## Process llm concept labels

In [10]:
from datasets import Dataset
import json
import pandas as pd

root = "/mnt/pdata/knk25/active_pref_learning"
model_name = "meta-llama/Meta-Llama-3-70B-Instruct"
data_path = f"{root}/datasets/ultrafeedback/labels/{model_name}"

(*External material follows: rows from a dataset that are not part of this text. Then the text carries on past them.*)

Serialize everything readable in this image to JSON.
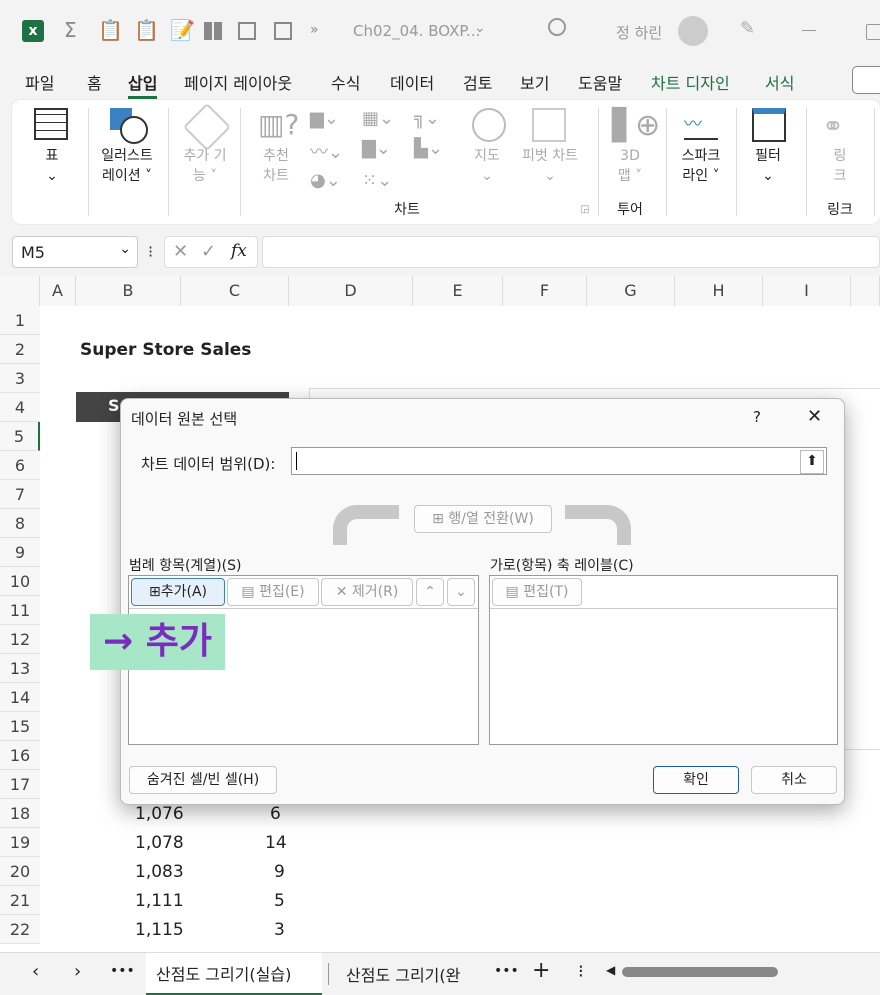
{
  "titlebar": {
    "filename": "Ch02_04. BOXP...",
    "user": "정 하린"
  },
  "menu": {
    "items": [
      "파일",
      "홈",
      "삽입",
      "페이지 레이아웃",
      "수식",
      "데이터",
      "검토",
      "보기",
      "도움말",
      "차트 디자인",
      "서식"
    ],
    "active": "삽입"
  },
  "ribbon": {
    "table": "표",
    "illust1": "일러스트",
    "illust2": "레이션 ˅",
    "addin1": "추가 기",
    "addin2": "능 ˅",
    "rec1": "추천",
    "rec2": "차트",
    "map": "지도",
    "pivot": "피벗 차트",
    "charts_group": "차트",
    "map3d1": "3D",
    "map3d2": "맵 ˅",
    "tour_group": "투어",
    "spark1": "스파크",
    "spark2": "라인 ˅",
    "filter": "필터",
    "link1": "링",
    "link2": "크",
    "link_group": "링크"
  },
  "formula": {
    "namebox": "M5",
    "fx": "fx",
    "value": ""
  },
  "grid": {
    "columns": [
      "A",
      "B",
      "C",
      "D",
      "E",
      "F",
      "G",
      "H",
      "I"
    ],
    "rows": [
      "1",
      "2",
      "3",
      "4",
      "5",
      "6",
      "7",
      "8",
      "9",
      "10",
      "11",
      "12",
      "13",
      "14",
      "15",
      "16",
      "17",
      "18",
      "19",
      "20",
      "21",
      "22"
    ],
    "title": "Super Store Sales",
    "b4_partial": "S",
    "data": [
      {
        "b": "1,076",
        "c": "6"
      },
      {
        "b": "1,078",
        "c": "14"
      },
      {
        "b": "1,083",
        "c": "9"
      },
      {
        "b": "1,111",
        "c": "5"
      },
      {
        "b": "1,115",
        "c": "3"
      }
    ]
  },
  "dialog": {
    "title": "데이터 원본 선택",
    "help": "?",
    "close": "✕",
    "range_label": "차트 데이터 범위(D):",
    "switch_btn": "행/열 전환(W)",
    "legend_label": "범례 항목(계열)(S)",
    "add_btn": "추가(A)",
    "edit_btn": "편집(E)",
    "remove_btn": "제거(R)",
    "axis_label": "가로(항목) 축 레이블(C)",
    "axis_edit_btn": "편집(T)",
    "hidden_btn": "숨겨진 셀/빈 셀(H)",
    "ok_btn": "확인",
    "cancel_btn": "취소"
  },
  "annotation": "→ 추가",
  "tabs": {
    "active": "산점도 그리기(실습)",
    "other": "산점도 그리기(완",
    "more": "•••",
    "add": "+"
  },
  "colors": {
    "excel_green": "#1e7145",
    "annotation_bg": "#a8e6c8",
    "annotation_text": "#7b2cbf"
  }
}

# Load the dataset from jsonl files
lines = []
for i in range(1, 6):
    with open(f"{data_path}/raw_concept_scores.jsonl", "r") as f:
        for line in f:
            lines.append(json.loads(line))

df = pd.DataFrame(lines)

# Remove duplicates
df = df.drop_duplicates(subset=["idx_a", "idx_b"])


In [11]:
concept_names = tuple(df['concept_scores'].iloc[0].keys())

print(concept_names)

('helpfulness', 'correctness', 'coherence', 'complexity', 'verbosity', 'instruction_following', 'truthfulness', 'honesty', 'safety', 'readability')


In [12]:
import numpy as np 

df['relative_concept_labels'] = df['concept_scores'].apply(
    lambda x: np.array(list(x.values()))
)

labels_df = df[['idx_a', 'idx_b', 'relative_concept_labels']]
labels_df['concept_names'] = [concept_names for i in range(len(labels_df))]

display(labels_df)

labels_ds = Dataset.from_pandas(labels_df)
labels_ds.save_to_disk(f"{root}/datasets/ultrafeedback/concept_labels/{model_name}")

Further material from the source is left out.